Gabriel Man sollte vom normalen Job leben können. Aber das ist kein Thema der Metallbranche. Da geht niemand unter 13 Euro pro Stunde raus. Betroffen sind eher die Bereiche Gastronomie, Security und Gesundheit/Pflege.

Zurück zu speziellen Solinger Themen: Kämmerer Ralf Weeke sieht trotz hoher Gewerbesteuer-Einnahmen keine Chance, den Satz zu senken.

Gabriel Das ist in Ordnung. Wir tragen auch eine erhöhte Grundsteuer mit, auch wenn uns das im Standort-Wettbewerb weh tut.

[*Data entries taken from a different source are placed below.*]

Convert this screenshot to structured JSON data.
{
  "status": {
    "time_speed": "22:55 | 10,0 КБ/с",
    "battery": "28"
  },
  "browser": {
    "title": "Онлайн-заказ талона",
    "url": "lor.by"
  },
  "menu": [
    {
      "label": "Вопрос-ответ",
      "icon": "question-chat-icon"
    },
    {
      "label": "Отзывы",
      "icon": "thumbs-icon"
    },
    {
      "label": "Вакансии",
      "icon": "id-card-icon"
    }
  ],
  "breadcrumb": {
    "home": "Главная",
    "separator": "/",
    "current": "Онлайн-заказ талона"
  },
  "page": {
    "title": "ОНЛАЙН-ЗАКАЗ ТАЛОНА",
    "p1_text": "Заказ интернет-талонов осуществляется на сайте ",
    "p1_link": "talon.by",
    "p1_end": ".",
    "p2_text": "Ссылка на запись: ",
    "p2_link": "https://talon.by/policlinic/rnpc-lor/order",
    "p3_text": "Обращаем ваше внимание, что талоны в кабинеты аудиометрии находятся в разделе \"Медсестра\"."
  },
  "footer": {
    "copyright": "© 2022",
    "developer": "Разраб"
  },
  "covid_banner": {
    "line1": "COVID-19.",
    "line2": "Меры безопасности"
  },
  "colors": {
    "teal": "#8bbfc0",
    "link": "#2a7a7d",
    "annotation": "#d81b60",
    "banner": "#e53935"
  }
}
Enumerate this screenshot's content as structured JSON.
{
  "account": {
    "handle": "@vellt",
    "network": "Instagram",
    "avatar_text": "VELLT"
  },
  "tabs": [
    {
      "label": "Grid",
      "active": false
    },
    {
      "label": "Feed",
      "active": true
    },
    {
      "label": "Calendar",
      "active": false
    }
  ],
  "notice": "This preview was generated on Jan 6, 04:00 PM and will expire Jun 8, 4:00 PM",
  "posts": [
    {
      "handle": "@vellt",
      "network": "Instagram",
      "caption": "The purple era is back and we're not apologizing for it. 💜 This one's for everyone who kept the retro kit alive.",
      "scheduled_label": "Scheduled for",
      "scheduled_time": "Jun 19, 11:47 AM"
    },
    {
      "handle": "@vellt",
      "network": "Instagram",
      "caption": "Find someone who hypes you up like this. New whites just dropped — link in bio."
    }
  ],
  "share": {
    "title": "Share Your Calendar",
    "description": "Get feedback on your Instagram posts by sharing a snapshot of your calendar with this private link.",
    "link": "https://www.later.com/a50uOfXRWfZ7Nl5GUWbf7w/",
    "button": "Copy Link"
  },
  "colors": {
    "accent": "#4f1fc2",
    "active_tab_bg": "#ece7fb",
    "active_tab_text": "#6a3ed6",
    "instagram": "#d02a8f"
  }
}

Die Stadt braucht ein bestimmtes Volumen, um in die Infrastruktur investieren zu können. Dazu stehe ich.

Denken Sie an bestimmte Aufgaben?

Gabriel Wir brauchen unter anderem einen vernünftigen Ausbau des Breitbandnetzes. Da müssen die Unternehmer aber mitziehen: Wer jetzt nicht in den Ausbau investiert, geht den Bach herunter. Nur wer schnell ist, gewinnt den Wettbewerb.

Dem Breitband-Ausbau ist eine von drei neuen Broschüren der Stadtverwaltung gewidmet. Eine andere listet freie Gewerbeflächen auf. Ist das mehr als Aktionismus?

Gabriel Die Broschüre, die vorrangig an Solinger Firmen gegangen ist, macht Sinn. Alleine schon deshalb, damit das Gerede aufhört, wir hätten nichts. Für die nächsten vier Jahre ist noch alles in Ordnung. Wir haben unter anderem Brachen wie Rasspe und Grossmann, die uns eine Zeitlang über Wasser halten. Aber wir müssen schon jetzt offen über weitere Flächen diskutieren. Niemand will das Ittertal bebauen. Aber ausgewiesene Gewerbegebiete wie Piepersberg und Fürkeltrath müssen zu Ende bebaut werden.

FRED LOTHAR MELCHIOR FÜHRTE DAS GESPRÄCH MIT HORST GABRIEL.